To introduce the rs2904259:T > C into lung cancer cells, we employed a system utilizing the NG-ABE8e35 adenine base editor (RRID: Addgene_138491) together with the guide RNA (gRNA) plasmid. We purchased the gRNA expression plasmid (gRNA sequence: GGTGATTCATTATGACTAGA) from Tsingke Biotechnology. H1299 cells were seeded in six-well plates at a density of 3.5 × 105 cells per well, incubated overnight at 37 °C, and transfected with 3 µg ng of NG-ABE8e plasmid, along with 1 µg of sgRNA expression plasmid, following the manufacturer’s protocol. Following transfection, the cells underwent selection with 2.5 µg/mL puromycin for two days. Total RNA was then extracted from each replicate using the TRIZOL method. The cDNA was reversed transcribed using Hiscript III Reverse Transcriptase (Vazyme) with 1 µg of total RNA. We performed qPCR using the 2×ChamQ SYBR qPCR Master Mix (Vazyme) and 200 nM qPCR primers.

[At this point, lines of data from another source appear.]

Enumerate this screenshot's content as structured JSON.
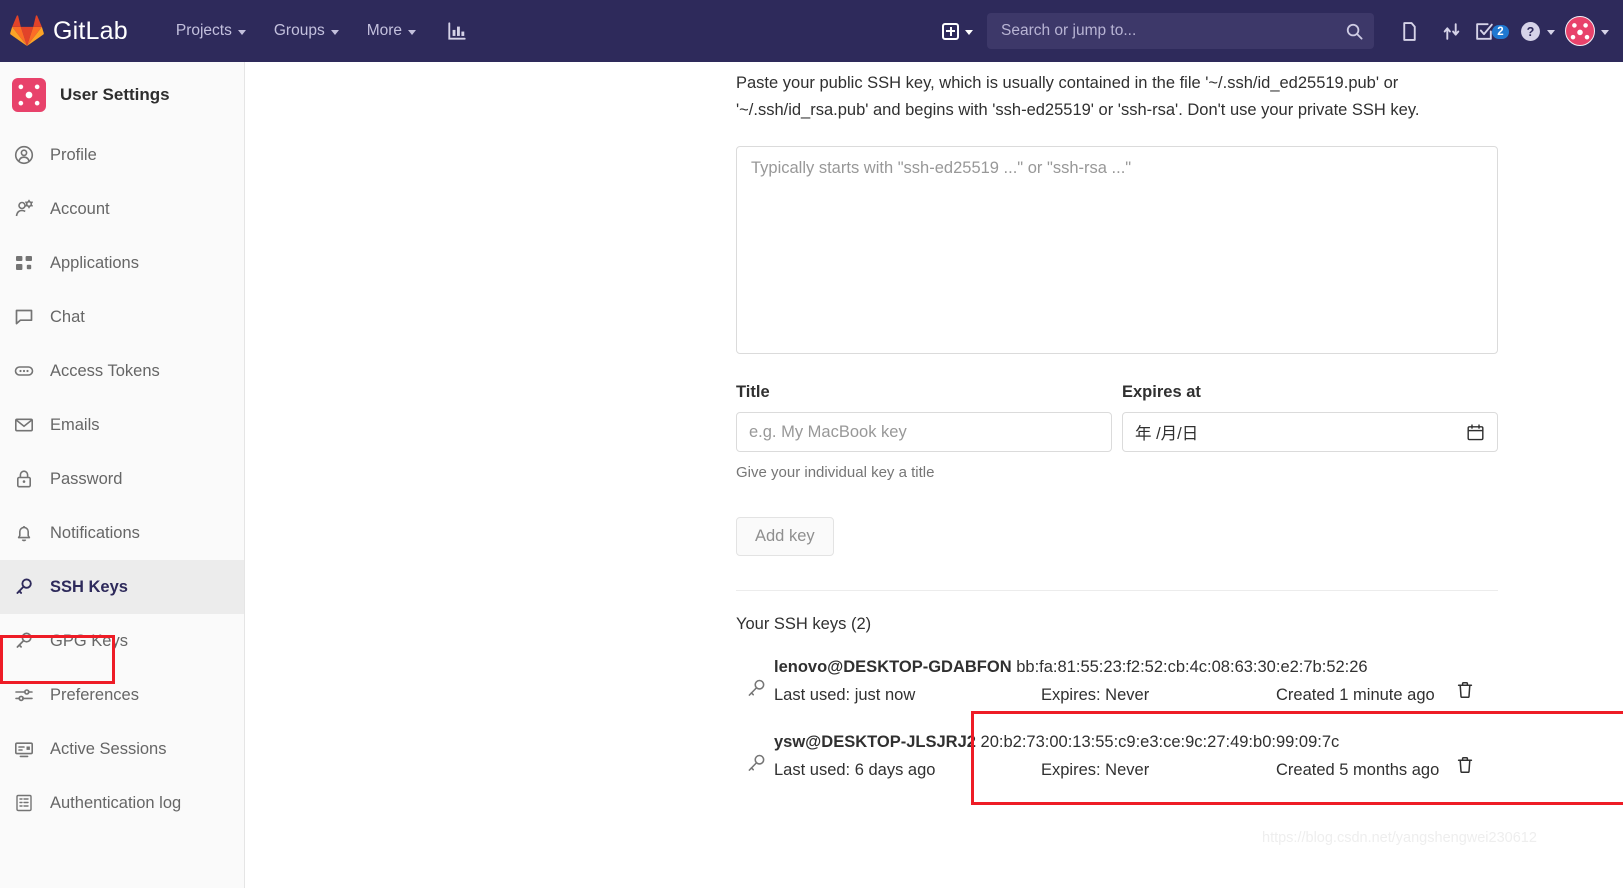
{
  "navbar": {
    "brand": "GitLab",
    "links": [
      {
        "label": "Projects"
      },
      {
        "label": "Groups"
      },
      {
        "label": "More"
      }
    ],
    "analytics_icon": "chart-bar-icon",
    "new_icon": "plus-square-icon",
    "search": {
      "placeholder": "Search or jump to...",
      "value": ""
    },
    "icons": [
      {
        "name": "issues-icon"
      },
      {
        "name": "merge-requests-icon"
      },
      {
        "name": "todos-icon",
        "badge": "2"
      },
      {
        "name": "help-icon"
      }
    ],
    "avatar_label": "user-avatar"
  },
  "sidebar": {
    "title": "User Settings",
    "items": [
      {
        "label": "Profile",
        "icon": "user-circle-icon",
        "active": false
      },
      {
        "label": "Account",
        "icon": "user-gear-icon",
        "active": false
      },
      {
        "label": "Applications",
        "icon": "grid-icon",
        "active": false
      },
      {
        "label": "Chat",
        "icon": "comment-icon",
        "active": false
      },
      {
        "label": "Access Tokens",
        "icon": "token-icon",
        "active": false
      },
      {
        "label": "Emails",
        "icon": "envelope-icon",
        "active": false
      },
      {
        "label": "Password",
        "icon": "lock-icon",
        "active": false
      },
      {
        "label": "Notifications",
        "icon": "bell-icon",
        "active": false
      },
      {
        "label": "SSH Keys",
        "icon": "key-icon",
        "active": true
      },
      {
        "label": "GPG Keys",
        "icon": "key-icon",
        "active": false
      },
      {
        "label": "Preferences",
        "icon": "sliders-icon",
        "active": false
      },
      {
        "label": "Active Sessions",
        "icon": "monitor-icon",
        "active": false
      },
      {
        "label": "Authentication log",
        "icon": "list-grid-icon",
        "active": false
      }
    ]
  },
  "main": {
    "hint": "Paste your public SSH key, which is usually contained in the file '~/.ssh/id_ed25519.pub' or '~/.ssh/id_rsa.pub' and begins with 'ssh-ed25519' or 'ssh-rsa'. Don't use your private SSH key.",
    "key_textarea": {
      "placeholder": "Typically starts with \"ssh-ed25519 ...\" or \"ssh-rsa ...\"",
      "value": ""
    },
    "title_field": {
      "label": "Title",
      "placeholder": "e.g. My MacBook key",
      "value": "",
      "help": "Give your individual key a title"
    },
    "expires_field": {
      "label": "Expires at",
      "placeholder": "年 /月/日",
      "value": "",
      "calendar_icon": "calendar-icon"
    },
    "add_key_button": "Add key",
    "keys_heading": "Your SSH keys (2)",
    "keys": [
      {
        "title": "lenovo@DESKTOP-GDABFON",
        "fingerprint": "bb:fa:81:55:23:f2:52:cb:4c:08:63:30:e2:7b:52:26",
        "last_used": "Last used: just now",
        "expires": "Expires: Never",
        "created": "Created 1 minute ago",
        "highlighted": true
      },
      {
        "title": "ysw@DESKTOP-JLSJRJ2",
        "fingerprint": "20:b2:73:00:13:55:c9:e3:ce:9c:27:49:b0:99:09:7c",
        "last_used": "Last used: 6 days ago",
        "expires": "Expires: Never",
        "created": "Created 5 months ago",
        "highlighted": false
      }
    ],
    "watermark": "https://blog.csdn.net/yangshengwei230612"
  },
  "colors": {
    "navbar_bg": "#2e2a5b",
    "accent_red": "#ee1c26",
    "badge_blue": "#1f78d1",
    "avatar_pink": "#e8426b"
  }
}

Relative transcript abundance was quantified using the 2-ΔΔCT method normalized to the geometric mean of the GAPDH reference gene. Three independent biological replicates were conducted.

PRS construction

In the present study, PRS was generated by multiplying the genotype dosage of each risk allele for each variant by its respective weight (ie, the Ln of the odds ratio [OR]), summing all included variants together into a PRS. We built the PRSEUR for the European populations in the UKB by using the lead SNPs in previous reported lung cancer susceptibility locus of the largest available genome-wide association studies dataset of European descent8. By using the same exclusion criteria as before98, we included a total of 450,821 individuals for the final analysis. The UKB had obtained ethics approval from the North West Multi-centre Research Ethics Committee, which covers the UK (approval number 11/NW/0382) and had obtained written informed consent from all participants. PRSEUR-substituted was built by substituting the variants in the loci shared by Chinese and European lung cancer GWASs with the potential causal variants identified in this study and PRSEUR-expanded was built by integrating all identified NSCLC causal variants in the Chinese populations with PRSEUR. To ensure the comparability of the different models, effect sizes for all included variants were derived from the association of patients with NSCLC of European descent in the previous OncoArray Project15, which were all flipped to risk alleles, where appropriate, for consistency. After excluding redundant SNPs with a minor allele frequency of less than 0.5%, the final variants used for building various PRS models were shown in Supplementary Data 10. The PRSs were categorized as low (<5%), intermediate (5%–95%), or high (>5%) genetic risk, where percentages were calculated on the basis of the distribution of the PRS among participants without lung cancer.

Statistical analysis

MPRA data analysis has been described in detail above. All enrichment was determined using a Fisher’s exact test, except when explicitly stated. A Wilcoxon rank-sum test was used to assess the difference in algorithm prediction scores between the frVars and non-frVars. For reporter assays experiments, a two-sided Student’s t-test was performed by comparing the average value of ref-allele against the average value of alt-allele conditions. We applied a Cox proportional hazard model to evaluate the association between the different PRSs and the risk of lung cancer, and estimated the HRs and 95% CIs. We adjusted for age (continuous; age at assessment in UKB), age squared (continuous), sex (categorical), smoking pack-years (continuous), DNA source (categorical), and top ten principal components (continuous). All reported P values were two-sided. All the analyses were performed using the R software (version 3.6.3).

Reporting summary

Further information on research design is available in the Nature Portfolio Reporting Summary linked to this article.